Após a análise laboratorial do material coletado, o resultado da citologia cérvico-
vaginal (também denominado pelo laboratório como exame preventivo ou 
colpocitologia oncótica) é fornecido em cerca de 3 a 5 dias. 
O material coletado no exame preventivo pode ser usado para detectar não só a 
presença de células oncogênicas, mas também a presença do vírus HPV e de infecções 
ginecológicas como a candidíase, clamídia gonorréia, sífilis, tricomoníase e 
gardnerella. 
 
Colposcopia: 
A colposcopia funciona como se fosse um microscópio e permite a análise do colo do 
útero, a vagina e a vulva de forma ampliada e detalhada, por conta das lentes de 
aumento utilizadas no processo. É um exame que, em geral, é realizado junto com o 
exame de Papanicolau. 
É um exame capaz de analisar os tecidos desses órgãos e diagnosticar lesões benignas 
(inflamações), pré-malignas que antecedem o câncer e lesões malignas. 

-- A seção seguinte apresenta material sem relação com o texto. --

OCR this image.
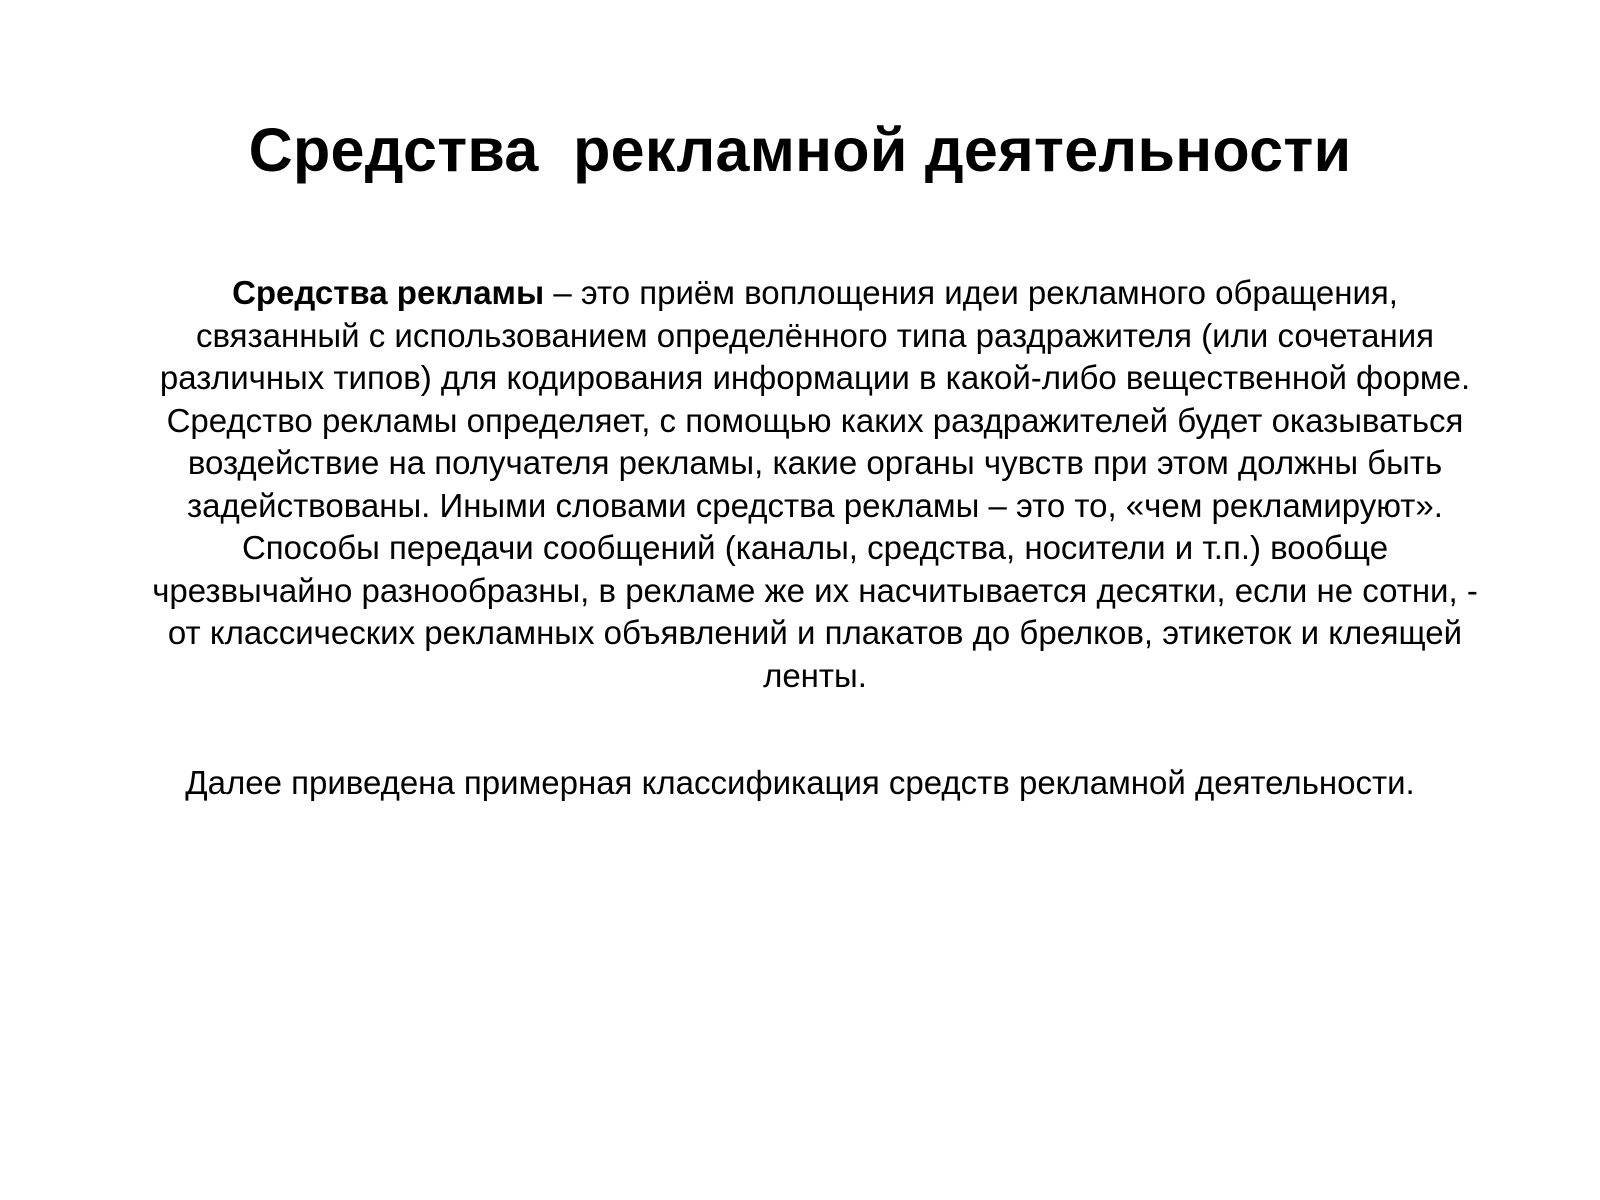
Средства  рекламной деятельности

Средства рекламы – это приём воплощения идеи рекламного обращения, связанный с использованием определённого типа раздражителя (или сочетания различных типов) для кодирования информации в какой-либо вещественной форме. Средство рекламы определяет, с помощью каких раздражителей будет оказываться воздействие на получателя рекламы, какие органы чувств при этом должны быть задействованы. Иными словами средства рекламы – это то, «чем рекламируют». Способы передачи сообщений (каналы, средства, носители и т.п.) вообще чрезвычайно разнообразны, в рекламе же их насчитывается десятки, если не сотни, - от классических рекламных объявлений и плакатов до брелков, этикеток и клеящей ленты.

Далее приведена примерная классификация средств рекламной деятельности.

Também pode ser identificado pelo exame doenças, como: inflamação do colo do 
útero, dor pélvica, pólipos benignos, sangramentos e verrugas genitais no colo do 
útero (geralmente causadas pelo vírus do HPV). 
Caso seja identificada lesões, biópsias podem ser realizadas durante o exame. 
Este exame é geralmente recomendado para mulheres que tem um resultado anormal 
do exame de papanicolaou ou para aquelas que durante o exame ginecológico foi 
notada alguma alteração. 
A colposcopia também é indicada quando é necessária uma biópsia do colo do útero 
ou quando há uma suspeita de Papiloma Virus. ( HPV ) 
Como é realizado: 
Colposcopia é um exame que permite visualizar a vagina e o colo do útero através de 
um aparelho chamado COLPOSCÓPIO. Estes exames são grandes aliados no 
diagnóstico e tratamento do HPV, Human Papiloma Virus, da vagina e do colo do 
útero. A colposcopia é indicada nos casos de resultados anormais do exame de 
papanicolaou para se identificar as lesões precursoras do câncer de colo de útero. 
Este aparelho permite o aumento de 10 a 40 vezes do tamanho normal. 
https://drauziovarella.uol.com.br/corpo-humano/vagina/
O exame é realizado no próprio consultório médico com a paciente na mesa de 
exame. Após colocar o espéculo vaginal o médico examina a vulva, a vagina e o colo 
do útero com o colposcópio. 
O exame não é muito diferente de uma consulta ginecológica comum, portanto, a 
paciente deverá retirar a roupa da parte inferior do corpo e se deitar na maca com as 
duas pernas afastadas, em posição ginecológica. 
Após a paciente se posicionar, é introduzido um espéculo vaginal (aparelho utilizado 
para manter a vagina aberta durante o exame) e posicionado o colposcópio cerca de 
30cm de distância dela. 
O aparelho permite ter uma visão muito ampliada da área e possui um filtro de cores 
que auxilia no diagnóstico de pequenos vasos sanguíneos anormais no colo do útero. 
Pode ser solicitado o uso de ácido acético, que é um líquido que permite o médico 
ter maior visibilidade de células anormais e sua localização e tamanho. 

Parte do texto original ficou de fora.